Dealing with money as a couple may be challenging, especially when two incomes and two financial circumstances meet. Not only do both of your salaries double when you marry, but so do your investing prospects.
You and your spouse share your income and expenses and devise a strategy for future savings. Experts suggest that if you’re getting married, you should start thinking about your finances early on because as your family expands, your finances will only get more complicated.
“Conversations about money may seem awkward, uncomfortable, and business-like. But an open conversation on how much the family earns, how much each partner will bear the expenses, how much each partner will save them money, how assets need to be purchased. Further what loans to be taken, what are the shared goals, what are the individual goals etc. allows to develop a thought-out plan, leading to a shared family vision and financial harmony,” explained Anup Bansal, Chief Investment Officer, Scripbox.
“Address an income imbalance, if there is one. Talking about it as a couple can help you effectively distribute the income across expenses. For instance, it is sensible for the higher earning partner to pay the home loan EMI and for the lower earning partner to pay the utility expenses like groceries, monthly bills, etc,” concurred Anup Seth, Chief Distribution Officer, Edelweiss Tokio Life Insurance.
The following are a few strategies for maximising the benefits of dual-income.
When it comes to young couples’ finances, the most common issue is debt. Paying off debt, whether it’s a credit card, personal loan, mortgage, or car loan, should be your first goal.
“Make sure as a couple you mutually meet all the expenses from only one source of income while the other goes 100% completely into savings.
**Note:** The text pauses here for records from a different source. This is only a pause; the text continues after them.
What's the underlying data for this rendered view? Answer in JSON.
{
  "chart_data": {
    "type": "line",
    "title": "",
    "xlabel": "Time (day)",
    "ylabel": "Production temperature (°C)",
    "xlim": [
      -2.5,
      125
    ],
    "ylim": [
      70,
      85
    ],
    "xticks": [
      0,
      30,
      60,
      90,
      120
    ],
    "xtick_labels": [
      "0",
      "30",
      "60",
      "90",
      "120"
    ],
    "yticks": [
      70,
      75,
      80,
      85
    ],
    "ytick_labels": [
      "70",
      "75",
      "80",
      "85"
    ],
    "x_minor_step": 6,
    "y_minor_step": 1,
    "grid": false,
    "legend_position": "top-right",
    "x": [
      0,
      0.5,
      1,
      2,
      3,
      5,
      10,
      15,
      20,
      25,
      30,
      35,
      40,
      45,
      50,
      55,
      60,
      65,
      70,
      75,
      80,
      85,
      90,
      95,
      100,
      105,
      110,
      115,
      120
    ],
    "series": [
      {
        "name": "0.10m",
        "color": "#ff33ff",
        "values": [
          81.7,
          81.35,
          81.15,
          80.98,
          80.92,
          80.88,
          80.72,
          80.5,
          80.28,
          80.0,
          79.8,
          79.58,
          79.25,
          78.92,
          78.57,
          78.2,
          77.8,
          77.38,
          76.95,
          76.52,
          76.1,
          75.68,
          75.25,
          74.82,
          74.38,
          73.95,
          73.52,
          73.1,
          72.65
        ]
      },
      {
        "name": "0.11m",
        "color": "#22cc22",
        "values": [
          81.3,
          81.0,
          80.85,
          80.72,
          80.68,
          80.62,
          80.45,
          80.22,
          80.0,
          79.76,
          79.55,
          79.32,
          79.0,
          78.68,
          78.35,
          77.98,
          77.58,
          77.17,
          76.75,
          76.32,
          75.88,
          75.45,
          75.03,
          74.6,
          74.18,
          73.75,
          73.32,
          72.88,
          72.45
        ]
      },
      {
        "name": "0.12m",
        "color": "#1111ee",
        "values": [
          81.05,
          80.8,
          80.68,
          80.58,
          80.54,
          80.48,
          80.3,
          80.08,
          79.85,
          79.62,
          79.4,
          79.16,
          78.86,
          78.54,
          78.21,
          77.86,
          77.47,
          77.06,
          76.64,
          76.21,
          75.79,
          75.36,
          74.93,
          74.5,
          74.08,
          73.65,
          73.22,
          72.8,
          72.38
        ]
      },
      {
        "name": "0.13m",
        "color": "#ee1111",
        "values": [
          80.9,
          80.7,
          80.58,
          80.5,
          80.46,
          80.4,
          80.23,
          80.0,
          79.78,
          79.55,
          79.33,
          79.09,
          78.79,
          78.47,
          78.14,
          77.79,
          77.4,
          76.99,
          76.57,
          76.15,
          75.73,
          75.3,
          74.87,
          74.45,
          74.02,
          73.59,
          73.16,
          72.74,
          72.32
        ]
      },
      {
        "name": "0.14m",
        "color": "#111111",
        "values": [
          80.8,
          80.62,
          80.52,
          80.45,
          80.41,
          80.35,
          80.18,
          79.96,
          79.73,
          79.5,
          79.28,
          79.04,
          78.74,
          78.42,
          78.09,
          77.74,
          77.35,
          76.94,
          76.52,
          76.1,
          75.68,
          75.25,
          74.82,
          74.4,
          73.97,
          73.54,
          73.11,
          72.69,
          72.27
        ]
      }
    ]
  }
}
This method ensures you are always saving money, and you will continue to find clever and frugal ways to save money since you are only living off of one person’s paycheck,” said Ankit Agarwal, Managing Director, Alankit.
Your financial plan must be well-thought-out, as well as reasonable. The money you have saved over must be set aside or invested in helping you achieve your goals. Try to be a little more demanding on yourself if you can.
If you want to see a difference in the overall status of your finances, you must be willing to make cuts sure of your spending that is both practical and sustainable.
“It is quintessential for you to not only have a logical but a realistic budget in place. It would help if you made sure to keep your surplus income in saving or invested somewhere to meet your future financial goals,” pointed out Agarwal.
You and your family now have a firm financial foundation on which to stand. Unfortunately, calamities and accidents happen, and it might leave you broke if you’re unprepared. You require insurance to safeguard your life, your earning potential, and your capacity to maintain a roof over your head. It provides reassurance, safety, and a cushion. Every couple should have insurance coverage in place.
“Invest your time and money in creating a contingency fund. In addition to life and medical insurance, a contingency fund can prepare you for unforeseen events that can potentially impact your income,” said Seth.
When it comes to children’s education and marriage, sound financial planning is critical to ensuring their well-being and helping them to achieve more incredible things in life. In addition to a good education, you want your child to have a nice wedding as well as a successful career as an adult.
Start thinking about the child’s future schooling and marriage as early as possible. This is because if you start saving and investing sooner rather than later, you’ll have more time to accumulate wealth as a couple.
To be sure, saving for and planning for retirement is a pressing issue. People who want to maintain their current standard of living after retirement must prepare ahead because they are living longer. If your workplace has a provident fund, you must save at least an equal amount to take advantage of it regarding retirement savings.
Further, it is imperative to consider the tax implications that may need to be considered during the planning and execution phases. “It may be better to have a rental lease in joint name to take advantage of HRA tax exemptions. Each partner should also create a ‘Will’ for the estate transfer plan as per their wishes,” said Bansal.
“Overall, couples should create a common financial plan that addresses all aspects of family finances while retaining individual interests intact. It is best to work with a qualified financial advisor who can help in the planning process while keeping individual preferences and requirements in mind,” added Bansal.